Looking for a place to live can be a terrifying thing. Recently my roommates for the past three-plus years announced that they were going to have to move back to Florida and reset their lives there, which meant that as I am fairly attached to my life here in the Pacific Northwest that I would have to find new living arrangements, especially since our landlady is planning on selling the condo where we now reside. So, in addition to everything else that I do, I have been hunting around for a room to rent, since my small number of material possessions, apart from a reasonably impressive library, and more importantly my income, do not support my living in high style by myself. There are at least a few matters that make it difficult and unpleasant to look for housing as a single person of modest means, and I would like to discuss at least a few of them, in slightly comic fashion.
Among the more obvious places to look for rooms to rent is Craigslist. When one browses through the listings there, one sees that people who are leasing out rooms understandably are looking for people who can move in right away. There are rooms available for people under a certain amount of income that are at least somewhat reasonable. There are rooms for people looking for weekly rentals, which is far too unstable, and often pricey because the short-term nature of it encourages those leasing the rooms to charge more. There are rentals for people who are LGBT or 420 friendly, a lot of them, in fact. There are activists who live in co-ops that want like-minded people, and there are more than a few listings that are looking for women-only, often with the implication that domestic help and/or sexual favors are a part of what is expected, sometimes expressed in a classy way and often not. Moreover, a high percentage of advertisements for places that seem reasonable are instead clickbait for places like Roomster, which offer rooms but seek to charge people for sending messages to others.
Aside from the unpleasant nature of having to send out a lot of messages for only a few replies that are serious prospects, with the high percentage of fake advertisements for the like, some of the messages and runaround can be kind of scary. After all, one is dealing with perfect strangers, and it is hard not to feel paranoid about getting attacked in searching for a peaceful place to read books and write lengthy blog entries. To be sure, one may know that one is a generally peaceful person who is not particularly frightening, but given the way that looking for housing is the sort of situation that opens one up to rather serious vulnerabilities, it is hard to be entirely trusting of others who might all too easily take advantage of such a situation.

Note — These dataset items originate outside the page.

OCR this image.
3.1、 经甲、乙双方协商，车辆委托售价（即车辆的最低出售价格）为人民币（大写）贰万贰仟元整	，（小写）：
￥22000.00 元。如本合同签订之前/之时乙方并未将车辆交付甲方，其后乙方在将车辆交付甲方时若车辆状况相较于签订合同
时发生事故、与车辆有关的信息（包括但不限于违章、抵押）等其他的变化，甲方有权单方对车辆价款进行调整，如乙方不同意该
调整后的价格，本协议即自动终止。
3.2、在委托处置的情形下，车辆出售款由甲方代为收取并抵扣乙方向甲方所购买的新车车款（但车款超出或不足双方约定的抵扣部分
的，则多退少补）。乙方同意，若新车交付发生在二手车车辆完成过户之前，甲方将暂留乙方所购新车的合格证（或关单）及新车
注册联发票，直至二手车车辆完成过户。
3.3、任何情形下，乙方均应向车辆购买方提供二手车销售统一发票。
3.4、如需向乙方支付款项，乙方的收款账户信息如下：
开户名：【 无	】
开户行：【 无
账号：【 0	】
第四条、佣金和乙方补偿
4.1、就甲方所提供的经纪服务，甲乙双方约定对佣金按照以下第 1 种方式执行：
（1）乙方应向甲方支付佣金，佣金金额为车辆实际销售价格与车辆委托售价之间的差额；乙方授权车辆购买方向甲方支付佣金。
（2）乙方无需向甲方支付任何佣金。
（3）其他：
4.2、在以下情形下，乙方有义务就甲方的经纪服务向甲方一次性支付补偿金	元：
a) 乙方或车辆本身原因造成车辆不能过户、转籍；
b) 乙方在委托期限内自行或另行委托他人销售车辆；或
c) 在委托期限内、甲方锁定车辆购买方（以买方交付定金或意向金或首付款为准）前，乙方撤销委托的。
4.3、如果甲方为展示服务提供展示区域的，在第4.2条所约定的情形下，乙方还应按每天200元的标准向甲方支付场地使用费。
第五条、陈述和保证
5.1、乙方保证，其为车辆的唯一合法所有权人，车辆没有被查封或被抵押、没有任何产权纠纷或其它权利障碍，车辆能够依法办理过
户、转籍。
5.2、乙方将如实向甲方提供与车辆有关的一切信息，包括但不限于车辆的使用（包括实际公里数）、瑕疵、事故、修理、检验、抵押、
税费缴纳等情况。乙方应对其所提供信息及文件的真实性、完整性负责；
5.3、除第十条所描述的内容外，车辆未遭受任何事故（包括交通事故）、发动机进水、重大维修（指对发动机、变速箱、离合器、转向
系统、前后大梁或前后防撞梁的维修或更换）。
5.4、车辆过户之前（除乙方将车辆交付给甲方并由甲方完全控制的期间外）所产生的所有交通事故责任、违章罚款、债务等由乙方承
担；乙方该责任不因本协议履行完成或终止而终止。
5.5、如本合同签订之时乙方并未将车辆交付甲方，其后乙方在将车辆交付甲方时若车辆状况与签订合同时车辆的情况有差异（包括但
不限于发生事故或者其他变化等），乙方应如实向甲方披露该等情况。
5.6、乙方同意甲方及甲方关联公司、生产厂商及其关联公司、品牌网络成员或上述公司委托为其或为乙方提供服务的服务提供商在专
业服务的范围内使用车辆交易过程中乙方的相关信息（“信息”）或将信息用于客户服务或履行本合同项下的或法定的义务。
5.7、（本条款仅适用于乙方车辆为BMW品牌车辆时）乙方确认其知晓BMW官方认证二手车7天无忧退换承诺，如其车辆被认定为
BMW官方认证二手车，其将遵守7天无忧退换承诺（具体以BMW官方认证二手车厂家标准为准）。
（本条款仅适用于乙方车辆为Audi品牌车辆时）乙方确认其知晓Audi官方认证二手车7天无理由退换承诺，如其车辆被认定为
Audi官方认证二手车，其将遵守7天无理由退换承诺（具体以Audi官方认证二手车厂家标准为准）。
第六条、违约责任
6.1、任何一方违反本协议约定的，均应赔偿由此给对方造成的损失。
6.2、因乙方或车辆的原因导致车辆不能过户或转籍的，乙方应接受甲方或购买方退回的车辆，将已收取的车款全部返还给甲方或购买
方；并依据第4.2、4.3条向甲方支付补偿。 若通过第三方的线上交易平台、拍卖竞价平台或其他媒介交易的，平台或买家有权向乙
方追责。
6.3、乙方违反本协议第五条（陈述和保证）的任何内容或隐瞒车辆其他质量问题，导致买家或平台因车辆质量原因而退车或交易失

It is stressful enough to move to wonder about one’s neighbors, or one’s commute to work, or moving a particularly large library , or other related matters, like making sure one has the right library card for where one is moving to. It is an entirely different matter to wonder if one is putting oneself in harm’s way, to the place where one might fall through the cracks altogether and wind up in a hole in the ground in someone’s backyard. It is certainly not the most enjoyable or comfortable of situations to be in, for sure.
And yet one simply has to do the best one can, to listen to one’s intuition without being paralyzed by fear, and to walk in faith, hoping that one can find the right sort of fit. It is a very uncomfortable thing to be a rootless wanderer and vagabond on the face of this earth. It is pleasant to know where one belongs, to have a settled place to dig one’s roots into, to be able to rest from one’s weary traveling for long enough to know what life is like when one is not constantly moving along. And so I fall asleep, not knowing where I will be living within the next two weeks, going about my duties with a distinctly provisional air. This is not the sort of life I wish for myself, but I suppose sometimes it is necessary for me to know that God is looking out for me, even when conditions are not at their most ideal. And, to be sure, conditions are not at their most ideal.